The available services vary by location, but most correctional facilities have what would be considered an outpatient clinic and an infirmary. The latter often functions in a nursing-home or assisted-living capacity, in addition to housing patients who require more acute care, such as IV antibiotics or wound care. Airway Heights Correction Center has a lab and x-ray services on site, although specimens are sent off-site for processing and films for radiologist review. At Two Rivers Correctional Institution, dental and optical services are available, as well as dialysis. The Dallas County Jail, where Judd has worked for eight years, also has a dialysis unit and a full-time obstetrician-gynecologist to provide women’s health care.
Judd herself works in mental health services, which provides care to about 1,500 inmates out of the approximate total population of 7,000. Her unit manages patients who, if they were in the community instead of in jail, might be hospitalized for major depression and/or suicidal tendencies, as well as persons with (possibly untreated) schizophrenia, bipolar disorder, and other psychiatric disorders.

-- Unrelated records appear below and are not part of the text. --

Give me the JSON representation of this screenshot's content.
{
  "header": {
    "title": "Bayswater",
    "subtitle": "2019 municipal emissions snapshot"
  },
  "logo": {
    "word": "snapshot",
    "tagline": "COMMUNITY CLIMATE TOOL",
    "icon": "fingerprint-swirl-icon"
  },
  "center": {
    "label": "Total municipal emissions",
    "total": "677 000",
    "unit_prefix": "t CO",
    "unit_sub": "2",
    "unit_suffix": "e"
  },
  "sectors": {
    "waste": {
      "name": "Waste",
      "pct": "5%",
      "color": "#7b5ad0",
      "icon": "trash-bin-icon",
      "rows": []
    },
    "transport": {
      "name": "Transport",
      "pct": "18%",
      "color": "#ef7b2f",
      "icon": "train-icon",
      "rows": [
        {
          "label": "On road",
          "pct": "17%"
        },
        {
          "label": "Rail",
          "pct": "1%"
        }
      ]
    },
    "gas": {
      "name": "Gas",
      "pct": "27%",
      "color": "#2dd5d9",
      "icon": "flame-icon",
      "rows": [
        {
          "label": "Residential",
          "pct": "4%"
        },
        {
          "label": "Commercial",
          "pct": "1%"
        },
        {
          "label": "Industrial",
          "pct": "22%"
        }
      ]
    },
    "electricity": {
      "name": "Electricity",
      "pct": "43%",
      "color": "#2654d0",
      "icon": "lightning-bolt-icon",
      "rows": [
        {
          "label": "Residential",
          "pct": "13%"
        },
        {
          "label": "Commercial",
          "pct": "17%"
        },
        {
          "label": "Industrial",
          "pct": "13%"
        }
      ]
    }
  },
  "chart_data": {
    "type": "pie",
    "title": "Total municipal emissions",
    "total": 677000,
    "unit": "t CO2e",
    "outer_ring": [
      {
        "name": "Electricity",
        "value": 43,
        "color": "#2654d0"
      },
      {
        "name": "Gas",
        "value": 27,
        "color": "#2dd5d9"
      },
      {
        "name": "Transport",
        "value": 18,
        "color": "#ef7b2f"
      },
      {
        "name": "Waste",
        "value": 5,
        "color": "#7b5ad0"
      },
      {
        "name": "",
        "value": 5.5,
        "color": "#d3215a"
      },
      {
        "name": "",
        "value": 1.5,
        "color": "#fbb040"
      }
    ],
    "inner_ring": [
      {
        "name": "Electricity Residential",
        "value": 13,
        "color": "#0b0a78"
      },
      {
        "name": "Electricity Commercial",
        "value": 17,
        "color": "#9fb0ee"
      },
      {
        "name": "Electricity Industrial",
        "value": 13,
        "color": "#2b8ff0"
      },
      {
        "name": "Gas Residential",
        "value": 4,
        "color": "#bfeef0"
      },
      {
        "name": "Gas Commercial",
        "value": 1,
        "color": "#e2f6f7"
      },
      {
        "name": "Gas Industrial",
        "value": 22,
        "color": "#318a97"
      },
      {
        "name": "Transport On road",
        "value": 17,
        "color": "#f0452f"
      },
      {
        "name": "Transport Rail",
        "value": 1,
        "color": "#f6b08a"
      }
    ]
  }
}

“For many of the patients who come here, we are their only access to medication. We may be the only door that will open to them for mental health care, because if they come to jail, they’re going to receive care,” she says. “I would say the same for the medically ill—for many of the women, the only time they’re going to get a Pap smear or a pelvic exam is when they come to jail and get their Ob-Gyn services here.”
The volume of patients and the lack of access to care in the community (whether through circumstance or choice) results in a variety of ailments for correctional medicine clinicians to identify and address. “You get to see so much more pathology, things that when they teach you in school, they say, ‘Well, we’ll tell you about this, but you’ll never see it,” says Floyd, who is a Regional NP in Arkansas with Corizon Health, an organization that specializes in medical staffing for correctional facilities. “I see those things.”
Some of the more unusual diagnoses include Fournier’s syndrome and Henoch-Schönlein purpura. A patient with the latter condition was taken to an emergency department with gastrointestinal bleeding, at which time it was discovered that the disease had already started to damage his kidneys. When he was stabilized, he had to return to prison. In such cases, the medical/nursing staff on site needs to understand how to manage the condition.
“When that patient comes back to our facility, we have to do that follow-up care,” Gruenwald points out. “We have to determine how to monitor him, what medications he’s going to need—with the help of a specialist, of course.
“But when it comes right down to it, you are still the primary care provider and so you have to have some type of knowledge about the diagnosis and treatment.”